The study, funded with grants from the National Science Foundation, was published Monday in the Proceedings of the National Academy of Sciences.

Irmis said the study is significant because it represents the most comprehensive examination to date of a variety of evidence — such as fossil bones and charcoal formed by ancient fires — detailing the climatology and ecology that would have been in play between 205 million and 215 million years ago.

"We looked at a variety of lines of evidence that told us about the climate and the environment at the time, as well as what plants were living in the area," he said. "It was not a desert by any means, but it was really dry. There were good times and bad times for the plants, and would have been incredibly tough to get good resources in climate like this, which is why we think they stayed away."

The study, led by geochemist Jessica Whiteside, lecturer at the University of Southampton, tapped into nearly a decade's worth of field work in an area called the Ghost Ranch in northern New Mexico, which is rich with fossils from the Late Triassic Period.

Researchers focused on the multicolored rocks of the Chinle Formation that are a common sight on the Colorado Plateau. During the Late Triassic Period, North America and other land masses were all part of the supercontinent Pangea, and the Ghost Ranch site would been close to the equator at roughly the same latitude as present-day southern India.

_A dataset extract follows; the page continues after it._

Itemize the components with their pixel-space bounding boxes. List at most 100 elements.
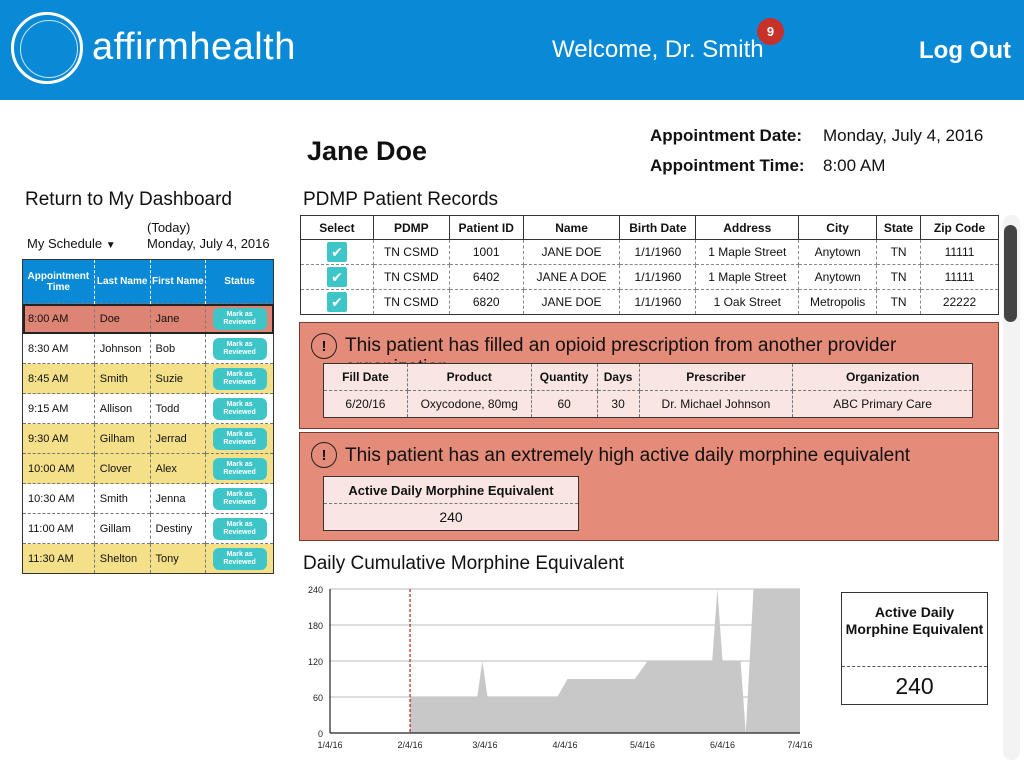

"Our group has been working in this area called Ghost Ranch for almost 10 years now, and most of the data that was assembled in the new study took five years or a little longer," Irmis said.

Randall Irmis/Natural History Museum of Utah

He said scientists have been wondering why the equatorial tropics lacked the big dinosaurs for about the first 30 million years when dinosaurs first emerged.

The earliest known dinosaur fossils, found in Argentina, date from around 230 million years ago. Within 15 million years, multitudes of species of varying shapes, sizes and diets became abundant in areas beyond tropical latitudes. The only dinosaurs present in the tropics, however, were the small carnivores.

The new findings show that the tropical climate swung wildly with extremes of drought and intense heat. Wildfires swept the landscape during arid times, constantly reshaping the amount and kind of vegetation available.

Irmis said the study's results also contain important implications for climate change, with carbon dioxide levels during the Late Triassic that were four to six times current levels.

Those atmospheric carbon dioxide levels, calculated from stable isotope analyses of soil carbonate and preserved organic matter, rose from about 1,200 parts per million at the base of the section of organic matter, to about 2,400 parts per million near the top. At these high CO2 concentrations, climate models predict more frequent and more extreme weather fluctuations consistent with the fossil and charcoal evidence.

Authors say the overall picture is one of a climate that contained extreme precipitation shifts fueling more intense fires. In their wake, there were barren landscapes prone to greater erosion.

"The conditions would have been something similar to the arid Western United States today, although there would have been trees and smaller plants near streams and rivers and forests during humid times,” Whiteside said. “The fluctuating and harsh climate with widespread wildfires meant that only small, two-legged carnivorous dinosaurs, such as Coelophysis, could survive.”

The other study authors are Sofie Lindström, Ian Glasspool, Morgan Schaller, Maria Dunlavey, Sterling Nesbitt, Nathan Smith and Alan Turner.